It’s been (nearly) two weeks since returning from Nepal! Amidst the busy pace that is this time of year though I have had a few moments to reflect on the return trip that I feel very privileged to have been able to undertake (thanks Tom and the boys!). High time then to share a few of the highlights –other than extended transit in travel, there were really no lows at all.
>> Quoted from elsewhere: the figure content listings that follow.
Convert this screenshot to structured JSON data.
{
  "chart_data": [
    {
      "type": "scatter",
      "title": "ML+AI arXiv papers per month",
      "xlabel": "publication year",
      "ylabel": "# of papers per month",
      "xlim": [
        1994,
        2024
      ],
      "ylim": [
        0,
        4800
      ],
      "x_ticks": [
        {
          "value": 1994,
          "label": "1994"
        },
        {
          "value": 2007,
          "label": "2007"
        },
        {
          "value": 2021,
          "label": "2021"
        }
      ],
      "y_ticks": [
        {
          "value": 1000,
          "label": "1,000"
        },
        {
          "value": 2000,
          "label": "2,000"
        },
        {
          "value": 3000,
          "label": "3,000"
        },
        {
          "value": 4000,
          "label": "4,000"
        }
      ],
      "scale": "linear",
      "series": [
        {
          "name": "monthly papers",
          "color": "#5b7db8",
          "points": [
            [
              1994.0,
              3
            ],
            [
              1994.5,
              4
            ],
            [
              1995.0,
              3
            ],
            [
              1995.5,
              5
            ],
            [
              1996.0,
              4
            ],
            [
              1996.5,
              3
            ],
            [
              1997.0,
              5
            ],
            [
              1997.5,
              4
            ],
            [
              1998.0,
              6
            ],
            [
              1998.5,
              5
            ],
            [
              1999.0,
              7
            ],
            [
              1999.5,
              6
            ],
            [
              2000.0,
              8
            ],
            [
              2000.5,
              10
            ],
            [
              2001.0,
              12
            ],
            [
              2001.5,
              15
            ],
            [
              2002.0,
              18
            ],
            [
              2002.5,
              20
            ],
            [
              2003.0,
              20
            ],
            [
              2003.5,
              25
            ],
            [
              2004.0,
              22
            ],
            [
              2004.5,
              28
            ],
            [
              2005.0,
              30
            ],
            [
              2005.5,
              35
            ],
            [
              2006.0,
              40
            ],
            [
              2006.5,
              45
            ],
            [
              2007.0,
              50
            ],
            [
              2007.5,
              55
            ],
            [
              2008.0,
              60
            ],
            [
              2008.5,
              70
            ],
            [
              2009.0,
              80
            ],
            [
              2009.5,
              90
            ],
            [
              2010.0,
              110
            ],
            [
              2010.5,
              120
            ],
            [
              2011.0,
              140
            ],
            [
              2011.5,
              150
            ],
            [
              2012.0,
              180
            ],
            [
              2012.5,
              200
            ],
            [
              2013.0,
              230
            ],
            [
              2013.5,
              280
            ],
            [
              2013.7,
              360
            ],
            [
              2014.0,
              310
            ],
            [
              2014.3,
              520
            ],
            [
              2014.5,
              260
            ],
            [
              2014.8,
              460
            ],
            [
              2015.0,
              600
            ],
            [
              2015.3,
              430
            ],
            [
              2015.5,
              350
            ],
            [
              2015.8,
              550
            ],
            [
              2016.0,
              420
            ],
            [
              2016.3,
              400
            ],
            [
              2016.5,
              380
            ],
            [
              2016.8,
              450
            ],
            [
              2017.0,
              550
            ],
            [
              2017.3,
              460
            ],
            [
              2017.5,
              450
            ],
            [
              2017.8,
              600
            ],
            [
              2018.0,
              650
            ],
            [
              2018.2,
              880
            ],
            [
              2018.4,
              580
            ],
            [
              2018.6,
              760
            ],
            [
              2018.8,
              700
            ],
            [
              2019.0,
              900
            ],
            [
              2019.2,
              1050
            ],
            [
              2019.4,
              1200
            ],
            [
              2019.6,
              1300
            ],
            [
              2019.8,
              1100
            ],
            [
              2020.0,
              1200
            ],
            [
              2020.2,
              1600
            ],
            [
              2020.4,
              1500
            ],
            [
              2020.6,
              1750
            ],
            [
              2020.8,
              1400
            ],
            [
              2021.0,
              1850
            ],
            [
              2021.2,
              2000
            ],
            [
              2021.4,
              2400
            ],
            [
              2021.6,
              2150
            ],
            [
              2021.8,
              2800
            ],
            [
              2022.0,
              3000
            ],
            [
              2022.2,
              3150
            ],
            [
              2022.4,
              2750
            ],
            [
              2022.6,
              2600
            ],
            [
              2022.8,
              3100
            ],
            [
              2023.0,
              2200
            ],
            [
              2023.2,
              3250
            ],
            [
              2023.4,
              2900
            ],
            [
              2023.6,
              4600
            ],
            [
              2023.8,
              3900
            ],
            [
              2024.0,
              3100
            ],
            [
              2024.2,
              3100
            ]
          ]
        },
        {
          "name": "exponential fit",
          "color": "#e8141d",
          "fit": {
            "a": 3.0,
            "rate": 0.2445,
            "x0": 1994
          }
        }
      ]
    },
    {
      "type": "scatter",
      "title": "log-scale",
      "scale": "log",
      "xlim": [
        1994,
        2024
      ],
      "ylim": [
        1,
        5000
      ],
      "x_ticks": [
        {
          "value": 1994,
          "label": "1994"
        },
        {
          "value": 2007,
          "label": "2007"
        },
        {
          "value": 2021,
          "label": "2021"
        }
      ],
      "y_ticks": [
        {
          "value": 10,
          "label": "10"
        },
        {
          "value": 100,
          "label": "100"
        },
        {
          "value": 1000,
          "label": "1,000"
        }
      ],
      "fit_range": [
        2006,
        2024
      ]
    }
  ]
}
It was with both interest and excitement that I joined a field visit to Gorkha, the district of the epicentre of the 2015 earthquake, to look at some of the post-earthquake re-building underway. Having contributed to the proposal document for the GRACE (Gorkha Rehabilitation and Community Empowerment) project and reading some of the updates, I was particularly enthused to be able to visit. Sharing the journey with some of INF’s living history was a bonus! On board the bus to Gorkha were women who had lived in Nepal for years in the 1970s and 80s, a selfless time before electricity and flushing toilets. One shared with me that the last time she had been to Gorkha there were no roads. “It took four days to walk from Pokhara,” she told me. As we sped around blind, dusty corners I tried to be thankful that we were now able to drive, whatever precarious position that left us in, although each time we met a vehicle on the narrow road I thought perhaps I would rather be on foot. We also had a couple of structural engineers with us who confirmed that the earthquake resilient homes finally being constructed have in fact been constructed to earthquake standards. It has been a frustrating time of delays with the building, including governmental delays agreeing with policies and building guidelines, however having buildings that meet the required standards appears well worth the wait in the long term scheme of it all. I also particularly enjoyed some school visits, where in the reconstruction disability access has been included, such as wheelchair ramps.
Gorkha: A concrete foundation and steel reinforced columns at the beginning of house construction (note the earthquake damaged mud brick home behind); the blind alphabet hung up on the newly painted school wall; wheel chair access at a re-constructed classroom
INF day was celebrated as INF day always is – many speeches, some music and dancing, awards (notably for over 25 years of service) and dal bhat. What celebration would be complete without it?
Happy 65th birthday to INF!
The INF conference provided a time to celebrate achievements with the INF family from around the world and across Nepal, while also looking ahead to the future. It lived up to the theme of “Together for Nepal,” some highlights being client stories of empowerment. One lady who had hidden in the forest for 60 years has now been treated for leprosy and was looking forward to the elections, where finally, “my voice counts”. Another lady of the low caste Dalits shared of the confidence she had gained through a self-help group and is now an elected member of her local ward, gaining recognition not just for herself but a whole segment of the community, particularly speaking up for equal opportunities for education.
At the conference I ran a short session on story writing – with great attendance much to my surprise! And following the conference I spent two days with 25 INF staff from across ten districts doing a hands on story writing workshop. The participants visited INF’s hospital and income generating farm to collect stories that we could work on over the two days. We practiced the ideas of setting the scene, explaining the activities and then tying in the impact with the project goal. I loved the “aha” moments where it fell into place and feedback from the participants as they explained how much more confident they were now they understood how to better tell a story. The real feedback will be in reading the next case studies that come by…
It was a surreal time, living back in our old neighbourhood but merely passing through. A wonderful time spent catching up with friends and neighbours, former colleagues, various projects we support and consuming lots of food: 12 dal bhats in 13 days, momos, samosas, sel roti with Ranjita. So much the same, so much has changed. The mountains continue to form a magnificent backdrop to Pokhara, which is undergoing rapid development. But that’s an update for another day.